Nika just stared at him.
“A couple of other assorted relatives, too.”
She didn’t say anything.
“Fine,” he said after a minute. “I’m the family fuck up, okay? It was either buy me out or kill me.” He glanced at his passenger and grinned. “They did give me a choice, which I thought was fair considering how badly I fucked up.”
“What’d you do?”
He sighed. “I got drunk, followed them all to church one Sunday and denounced them all as servants of the devil. I managed to trash the place pretty thoroughly before they got a hold of me.”
“Why did you do it?”
For a moment Baz considered lying. Fuck it. He could blame it on the coconut. “My wife and son were killed in a home invasion. I was away on family business. I sort of went off the deep end.”
She blinked, then nodded once. “That would do it all right.” She was quiet for a couple of blocks, then asked, “So they bought you out?”
“Yeah, it only took two years to spend it all.”
Out of the corner of his eye he watched her study him.

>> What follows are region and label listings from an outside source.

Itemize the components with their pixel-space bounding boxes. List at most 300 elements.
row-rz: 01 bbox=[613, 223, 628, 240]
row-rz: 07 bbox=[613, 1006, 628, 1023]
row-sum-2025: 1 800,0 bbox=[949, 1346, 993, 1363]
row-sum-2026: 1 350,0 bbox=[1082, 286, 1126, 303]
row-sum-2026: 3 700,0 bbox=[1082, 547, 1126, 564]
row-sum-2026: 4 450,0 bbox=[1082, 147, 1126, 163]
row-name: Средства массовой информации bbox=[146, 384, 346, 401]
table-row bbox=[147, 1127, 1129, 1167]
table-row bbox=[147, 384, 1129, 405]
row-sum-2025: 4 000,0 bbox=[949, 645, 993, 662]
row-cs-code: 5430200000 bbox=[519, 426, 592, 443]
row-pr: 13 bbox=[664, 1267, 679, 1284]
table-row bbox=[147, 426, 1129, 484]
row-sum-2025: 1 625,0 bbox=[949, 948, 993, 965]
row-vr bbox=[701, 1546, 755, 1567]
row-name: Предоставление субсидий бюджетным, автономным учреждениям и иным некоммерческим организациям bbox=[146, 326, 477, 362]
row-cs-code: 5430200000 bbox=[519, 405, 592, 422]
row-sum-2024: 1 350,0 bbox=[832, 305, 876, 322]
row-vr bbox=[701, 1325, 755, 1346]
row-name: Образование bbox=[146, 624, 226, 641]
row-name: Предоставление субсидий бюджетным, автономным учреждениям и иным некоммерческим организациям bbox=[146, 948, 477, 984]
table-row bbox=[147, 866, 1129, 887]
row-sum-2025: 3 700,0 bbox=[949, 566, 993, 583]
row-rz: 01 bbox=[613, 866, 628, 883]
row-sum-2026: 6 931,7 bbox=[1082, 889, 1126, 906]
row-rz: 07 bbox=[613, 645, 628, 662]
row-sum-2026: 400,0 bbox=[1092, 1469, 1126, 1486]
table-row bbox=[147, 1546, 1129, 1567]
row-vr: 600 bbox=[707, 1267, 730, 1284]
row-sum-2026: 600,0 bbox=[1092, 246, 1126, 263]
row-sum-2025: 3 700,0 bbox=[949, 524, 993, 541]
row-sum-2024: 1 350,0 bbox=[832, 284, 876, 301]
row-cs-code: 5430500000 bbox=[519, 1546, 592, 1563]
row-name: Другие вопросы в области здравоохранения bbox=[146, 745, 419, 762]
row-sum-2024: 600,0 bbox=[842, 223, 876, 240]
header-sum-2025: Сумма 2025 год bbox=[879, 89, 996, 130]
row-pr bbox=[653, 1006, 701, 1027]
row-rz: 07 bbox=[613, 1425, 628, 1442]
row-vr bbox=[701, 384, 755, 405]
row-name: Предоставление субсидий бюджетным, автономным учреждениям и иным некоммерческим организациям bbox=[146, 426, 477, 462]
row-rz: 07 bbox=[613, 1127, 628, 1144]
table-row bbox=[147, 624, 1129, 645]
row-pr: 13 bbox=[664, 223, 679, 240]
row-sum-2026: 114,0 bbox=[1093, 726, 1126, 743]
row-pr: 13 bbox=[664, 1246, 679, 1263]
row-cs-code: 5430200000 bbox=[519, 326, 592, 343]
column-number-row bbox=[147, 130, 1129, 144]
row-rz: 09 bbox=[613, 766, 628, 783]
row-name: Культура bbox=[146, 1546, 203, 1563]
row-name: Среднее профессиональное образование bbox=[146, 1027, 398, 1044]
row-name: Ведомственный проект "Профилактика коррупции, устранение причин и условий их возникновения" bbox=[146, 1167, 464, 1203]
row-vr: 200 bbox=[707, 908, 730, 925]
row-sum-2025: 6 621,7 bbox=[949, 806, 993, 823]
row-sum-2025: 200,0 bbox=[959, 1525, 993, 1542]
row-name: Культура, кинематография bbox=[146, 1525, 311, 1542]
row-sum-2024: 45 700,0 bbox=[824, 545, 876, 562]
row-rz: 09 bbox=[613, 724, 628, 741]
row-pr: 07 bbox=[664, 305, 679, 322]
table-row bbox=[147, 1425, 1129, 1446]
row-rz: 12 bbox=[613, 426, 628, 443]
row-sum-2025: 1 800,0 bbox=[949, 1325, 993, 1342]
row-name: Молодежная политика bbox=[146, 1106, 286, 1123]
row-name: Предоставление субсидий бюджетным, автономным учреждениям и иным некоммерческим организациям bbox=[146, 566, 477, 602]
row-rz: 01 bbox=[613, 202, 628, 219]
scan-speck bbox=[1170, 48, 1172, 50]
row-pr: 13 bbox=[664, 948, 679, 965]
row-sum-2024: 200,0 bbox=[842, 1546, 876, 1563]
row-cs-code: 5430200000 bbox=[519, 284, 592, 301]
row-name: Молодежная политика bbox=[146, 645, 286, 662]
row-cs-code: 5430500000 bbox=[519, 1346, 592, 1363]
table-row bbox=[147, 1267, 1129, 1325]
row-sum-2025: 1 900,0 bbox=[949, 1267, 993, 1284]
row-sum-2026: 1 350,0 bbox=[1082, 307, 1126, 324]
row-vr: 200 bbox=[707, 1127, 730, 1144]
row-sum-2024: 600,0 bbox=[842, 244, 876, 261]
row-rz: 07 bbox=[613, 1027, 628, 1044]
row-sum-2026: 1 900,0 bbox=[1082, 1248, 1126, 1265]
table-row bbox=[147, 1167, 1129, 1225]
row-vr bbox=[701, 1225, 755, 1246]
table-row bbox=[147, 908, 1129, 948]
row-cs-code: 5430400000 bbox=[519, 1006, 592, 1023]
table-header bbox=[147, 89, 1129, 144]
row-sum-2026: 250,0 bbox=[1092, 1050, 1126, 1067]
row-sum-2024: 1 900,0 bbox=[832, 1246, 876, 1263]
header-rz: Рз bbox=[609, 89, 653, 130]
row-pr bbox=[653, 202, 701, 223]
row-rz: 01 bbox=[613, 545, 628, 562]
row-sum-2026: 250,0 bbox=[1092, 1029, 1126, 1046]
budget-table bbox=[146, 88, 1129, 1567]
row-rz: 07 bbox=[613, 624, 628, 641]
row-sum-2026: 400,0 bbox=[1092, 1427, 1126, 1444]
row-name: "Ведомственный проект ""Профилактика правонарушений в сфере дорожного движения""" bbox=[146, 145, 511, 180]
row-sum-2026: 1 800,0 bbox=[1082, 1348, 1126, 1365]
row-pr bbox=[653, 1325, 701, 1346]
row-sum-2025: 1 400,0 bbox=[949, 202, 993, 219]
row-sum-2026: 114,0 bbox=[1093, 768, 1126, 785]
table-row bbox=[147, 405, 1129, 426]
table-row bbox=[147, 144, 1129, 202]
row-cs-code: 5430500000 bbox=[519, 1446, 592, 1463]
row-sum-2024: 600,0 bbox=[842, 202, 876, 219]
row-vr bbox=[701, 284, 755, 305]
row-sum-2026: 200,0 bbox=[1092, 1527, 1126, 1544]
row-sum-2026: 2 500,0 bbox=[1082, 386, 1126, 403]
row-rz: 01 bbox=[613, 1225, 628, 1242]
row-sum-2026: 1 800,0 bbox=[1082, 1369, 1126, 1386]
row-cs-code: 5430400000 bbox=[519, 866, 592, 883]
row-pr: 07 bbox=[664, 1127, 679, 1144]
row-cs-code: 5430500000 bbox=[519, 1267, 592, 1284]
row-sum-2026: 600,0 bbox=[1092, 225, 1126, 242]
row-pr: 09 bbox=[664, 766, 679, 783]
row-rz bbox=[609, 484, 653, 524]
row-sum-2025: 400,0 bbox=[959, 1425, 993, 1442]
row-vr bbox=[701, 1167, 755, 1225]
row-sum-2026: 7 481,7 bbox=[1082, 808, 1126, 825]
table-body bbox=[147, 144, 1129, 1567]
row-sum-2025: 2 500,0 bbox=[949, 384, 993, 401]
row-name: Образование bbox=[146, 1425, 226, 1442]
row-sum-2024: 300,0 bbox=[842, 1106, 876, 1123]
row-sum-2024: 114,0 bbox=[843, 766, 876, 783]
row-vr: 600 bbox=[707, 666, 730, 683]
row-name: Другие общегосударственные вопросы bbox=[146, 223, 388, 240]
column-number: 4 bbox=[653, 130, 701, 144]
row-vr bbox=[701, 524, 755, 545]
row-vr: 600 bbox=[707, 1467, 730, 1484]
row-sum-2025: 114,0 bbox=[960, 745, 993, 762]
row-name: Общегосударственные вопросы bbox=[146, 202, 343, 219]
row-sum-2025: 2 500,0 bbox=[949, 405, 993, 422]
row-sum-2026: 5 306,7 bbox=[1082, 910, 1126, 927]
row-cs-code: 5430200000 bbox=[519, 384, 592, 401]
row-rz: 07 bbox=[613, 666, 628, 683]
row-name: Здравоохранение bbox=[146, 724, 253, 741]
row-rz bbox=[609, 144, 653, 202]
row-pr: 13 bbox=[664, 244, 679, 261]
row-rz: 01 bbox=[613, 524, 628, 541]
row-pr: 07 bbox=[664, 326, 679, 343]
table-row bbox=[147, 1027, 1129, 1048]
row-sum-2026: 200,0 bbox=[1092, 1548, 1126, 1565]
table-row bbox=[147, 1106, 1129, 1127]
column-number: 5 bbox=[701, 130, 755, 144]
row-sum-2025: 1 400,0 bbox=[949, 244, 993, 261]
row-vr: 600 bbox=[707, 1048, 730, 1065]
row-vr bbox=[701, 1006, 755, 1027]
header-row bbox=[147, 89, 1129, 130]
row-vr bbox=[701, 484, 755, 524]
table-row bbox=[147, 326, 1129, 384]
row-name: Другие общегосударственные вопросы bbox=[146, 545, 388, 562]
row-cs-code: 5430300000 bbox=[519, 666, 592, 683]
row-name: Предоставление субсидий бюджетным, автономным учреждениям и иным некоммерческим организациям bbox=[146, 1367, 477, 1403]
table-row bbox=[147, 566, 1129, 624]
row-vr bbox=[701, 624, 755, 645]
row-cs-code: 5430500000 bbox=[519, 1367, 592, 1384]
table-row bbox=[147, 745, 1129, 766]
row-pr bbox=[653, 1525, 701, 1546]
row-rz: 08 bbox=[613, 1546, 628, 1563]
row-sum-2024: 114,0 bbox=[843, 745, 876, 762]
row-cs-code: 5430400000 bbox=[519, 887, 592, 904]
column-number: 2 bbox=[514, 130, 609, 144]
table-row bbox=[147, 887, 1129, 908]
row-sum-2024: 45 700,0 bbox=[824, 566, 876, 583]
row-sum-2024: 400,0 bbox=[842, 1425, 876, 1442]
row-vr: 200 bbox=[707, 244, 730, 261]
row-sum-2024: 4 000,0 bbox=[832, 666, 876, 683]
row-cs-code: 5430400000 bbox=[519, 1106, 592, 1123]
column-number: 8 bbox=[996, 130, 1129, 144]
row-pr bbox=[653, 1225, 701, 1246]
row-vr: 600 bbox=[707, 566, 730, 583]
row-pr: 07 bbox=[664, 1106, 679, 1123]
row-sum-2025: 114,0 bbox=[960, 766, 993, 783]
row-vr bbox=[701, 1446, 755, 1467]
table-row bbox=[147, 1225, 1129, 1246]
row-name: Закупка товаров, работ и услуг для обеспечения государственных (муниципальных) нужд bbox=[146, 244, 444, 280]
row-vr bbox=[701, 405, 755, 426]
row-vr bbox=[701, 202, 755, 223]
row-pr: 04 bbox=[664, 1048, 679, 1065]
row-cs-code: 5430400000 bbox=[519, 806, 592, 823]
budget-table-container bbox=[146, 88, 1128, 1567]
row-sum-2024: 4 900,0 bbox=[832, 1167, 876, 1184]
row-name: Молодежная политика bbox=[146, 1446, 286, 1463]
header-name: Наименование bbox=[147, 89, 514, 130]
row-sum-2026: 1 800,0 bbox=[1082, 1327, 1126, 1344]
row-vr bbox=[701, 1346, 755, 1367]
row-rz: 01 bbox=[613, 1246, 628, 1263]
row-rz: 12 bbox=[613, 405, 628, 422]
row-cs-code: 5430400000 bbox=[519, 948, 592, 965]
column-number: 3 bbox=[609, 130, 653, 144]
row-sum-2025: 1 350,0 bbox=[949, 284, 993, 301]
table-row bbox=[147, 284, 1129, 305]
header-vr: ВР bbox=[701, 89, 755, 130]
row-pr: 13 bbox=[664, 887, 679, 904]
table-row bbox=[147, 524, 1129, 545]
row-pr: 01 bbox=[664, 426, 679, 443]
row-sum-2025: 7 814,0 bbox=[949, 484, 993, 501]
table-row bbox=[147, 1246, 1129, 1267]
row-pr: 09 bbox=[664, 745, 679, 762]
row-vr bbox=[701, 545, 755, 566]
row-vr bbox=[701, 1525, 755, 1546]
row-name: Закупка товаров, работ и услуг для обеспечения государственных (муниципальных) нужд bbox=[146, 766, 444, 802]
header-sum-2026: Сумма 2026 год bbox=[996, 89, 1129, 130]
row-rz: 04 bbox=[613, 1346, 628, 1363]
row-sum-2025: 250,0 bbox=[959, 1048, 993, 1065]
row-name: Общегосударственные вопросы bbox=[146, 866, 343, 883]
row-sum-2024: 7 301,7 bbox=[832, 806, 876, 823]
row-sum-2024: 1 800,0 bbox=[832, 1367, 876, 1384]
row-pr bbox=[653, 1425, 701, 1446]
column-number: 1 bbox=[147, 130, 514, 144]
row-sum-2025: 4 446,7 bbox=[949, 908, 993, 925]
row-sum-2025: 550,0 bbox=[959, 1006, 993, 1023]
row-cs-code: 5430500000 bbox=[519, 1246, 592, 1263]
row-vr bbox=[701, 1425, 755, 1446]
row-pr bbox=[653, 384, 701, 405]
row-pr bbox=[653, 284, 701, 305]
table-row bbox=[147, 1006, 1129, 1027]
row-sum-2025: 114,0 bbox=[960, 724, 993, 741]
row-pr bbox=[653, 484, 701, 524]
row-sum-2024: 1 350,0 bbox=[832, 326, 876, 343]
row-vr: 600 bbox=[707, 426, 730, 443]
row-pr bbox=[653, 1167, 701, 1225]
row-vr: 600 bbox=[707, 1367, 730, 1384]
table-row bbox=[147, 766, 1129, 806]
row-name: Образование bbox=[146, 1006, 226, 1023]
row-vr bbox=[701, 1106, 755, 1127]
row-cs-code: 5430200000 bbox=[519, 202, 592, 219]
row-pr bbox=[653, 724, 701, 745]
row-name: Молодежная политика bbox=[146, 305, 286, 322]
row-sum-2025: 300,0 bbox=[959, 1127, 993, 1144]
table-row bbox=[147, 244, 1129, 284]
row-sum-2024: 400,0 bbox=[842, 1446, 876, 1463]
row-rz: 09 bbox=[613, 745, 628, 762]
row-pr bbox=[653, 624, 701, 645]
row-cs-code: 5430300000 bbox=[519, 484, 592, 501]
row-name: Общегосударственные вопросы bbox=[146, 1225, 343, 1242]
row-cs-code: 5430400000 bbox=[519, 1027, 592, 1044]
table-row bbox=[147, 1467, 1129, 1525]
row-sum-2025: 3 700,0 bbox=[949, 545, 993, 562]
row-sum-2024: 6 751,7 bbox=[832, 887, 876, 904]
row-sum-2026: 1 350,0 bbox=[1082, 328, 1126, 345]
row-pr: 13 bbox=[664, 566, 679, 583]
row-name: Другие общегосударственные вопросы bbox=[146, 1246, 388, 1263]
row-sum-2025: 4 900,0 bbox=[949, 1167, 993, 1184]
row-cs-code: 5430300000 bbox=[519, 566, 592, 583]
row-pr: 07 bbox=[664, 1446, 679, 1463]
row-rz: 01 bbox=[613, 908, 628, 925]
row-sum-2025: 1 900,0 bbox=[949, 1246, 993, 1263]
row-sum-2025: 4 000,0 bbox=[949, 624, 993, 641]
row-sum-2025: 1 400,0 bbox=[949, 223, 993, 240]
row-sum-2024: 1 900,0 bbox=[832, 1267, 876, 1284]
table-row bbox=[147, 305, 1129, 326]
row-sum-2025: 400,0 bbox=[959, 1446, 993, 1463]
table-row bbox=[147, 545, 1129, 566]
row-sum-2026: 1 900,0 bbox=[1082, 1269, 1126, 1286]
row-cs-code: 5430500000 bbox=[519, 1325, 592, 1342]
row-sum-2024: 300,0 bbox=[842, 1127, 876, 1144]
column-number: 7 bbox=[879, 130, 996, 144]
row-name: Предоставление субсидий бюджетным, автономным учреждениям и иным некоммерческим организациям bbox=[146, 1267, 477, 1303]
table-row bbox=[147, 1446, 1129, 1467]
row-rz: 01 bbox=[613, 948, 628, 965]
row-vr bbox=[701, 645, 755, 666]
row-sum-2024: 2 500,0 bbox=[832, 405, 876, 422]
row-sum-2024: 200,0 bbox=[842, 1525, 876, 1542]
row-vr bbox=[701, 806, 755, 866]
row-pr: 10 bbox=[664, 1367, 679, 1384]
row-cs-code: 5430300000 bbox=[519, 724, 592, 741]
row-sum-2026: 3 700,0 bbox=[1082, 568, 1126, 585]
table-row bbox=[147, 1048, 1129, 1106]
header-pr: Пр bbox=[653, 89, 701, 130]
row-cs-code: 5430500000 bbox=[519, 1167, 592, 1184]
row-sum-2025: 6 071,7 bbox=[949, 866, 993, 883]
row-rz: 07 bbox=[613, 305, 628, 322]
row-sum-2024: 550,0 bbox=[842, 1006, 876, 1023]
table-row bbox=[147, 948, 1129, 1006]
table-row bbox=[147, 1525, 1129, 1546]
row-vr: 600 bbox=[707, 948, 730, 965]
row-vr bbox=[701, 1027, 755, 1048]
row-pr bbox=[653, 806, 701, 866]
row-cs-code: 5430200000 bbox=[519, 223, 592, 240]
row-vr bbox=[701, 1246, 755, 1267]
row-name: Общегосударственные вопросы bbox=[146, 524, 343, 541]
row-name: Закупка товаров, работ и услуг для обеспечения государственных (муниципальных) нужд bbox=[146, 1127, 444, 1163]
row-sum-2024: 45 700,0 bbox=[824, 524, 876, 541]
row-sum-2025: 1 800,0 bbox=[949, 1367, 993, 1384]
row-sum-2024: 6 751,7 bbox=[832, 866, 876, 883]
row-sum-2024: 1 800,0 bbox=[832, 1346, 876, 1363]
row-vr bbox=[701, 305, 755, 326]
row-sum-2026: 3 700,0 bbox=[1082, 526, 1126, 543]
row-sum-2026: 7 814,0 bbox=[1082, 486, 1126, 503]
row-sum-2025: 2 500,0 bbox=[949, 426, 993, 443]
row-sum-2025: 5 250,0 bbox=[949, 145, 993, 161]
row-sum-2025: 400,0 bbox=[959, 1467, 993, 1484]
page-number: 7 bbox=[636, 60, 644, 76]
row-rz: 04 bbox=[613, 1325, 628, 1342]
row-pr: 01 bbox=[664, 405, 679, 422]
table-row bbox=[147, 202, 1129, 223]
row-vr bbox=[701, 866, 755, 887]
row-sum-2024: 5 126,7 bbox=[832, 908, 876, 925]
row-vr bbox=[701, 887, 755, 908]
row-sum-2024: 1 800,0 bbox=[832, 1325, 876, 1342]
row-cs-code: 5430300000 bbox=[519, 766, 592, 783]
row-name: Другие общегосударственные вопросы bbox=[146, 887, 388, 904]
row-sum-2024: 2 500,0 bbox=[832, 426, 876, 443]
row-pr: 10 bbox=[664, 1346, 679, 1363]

“Let me guess, alcohol and gambling?”
“Mostly. I gave some to that church I trashed. I figured it was the least I could do. Stayed pretty drunk for a long time. When I finally sobered up, the money was gone.”
“And most of your liver too,” she muttered.
“I wish.” He hadn’t meant to sound so damned angry and depressed, but from the quick concerned glance she threw at him, he hadn’t succeeded.
“How long ago was it?”
“I don’t know, three, five...hundred...years.” He shrugged. “Doesn’t matter.” Sarcasm was a handy thing. He told the truth, yet it was so ridiculous, no one realized he was being serious.
As far as the world was concerned, vampires were nothing more than supernatural creations of the imagination. They had no idea that there were in fact, humans who weren’t so human anymore.
Nika was silent for a long time, then said very softly as he pulled up in front of the diner, “I think you know to the day how long ago it was.”
She paused, but he wasn’t going to look at her or give her any other indication she was right. He knew. He knew a lot of things that would make this confident, competent woman want to put a bullet in his brain.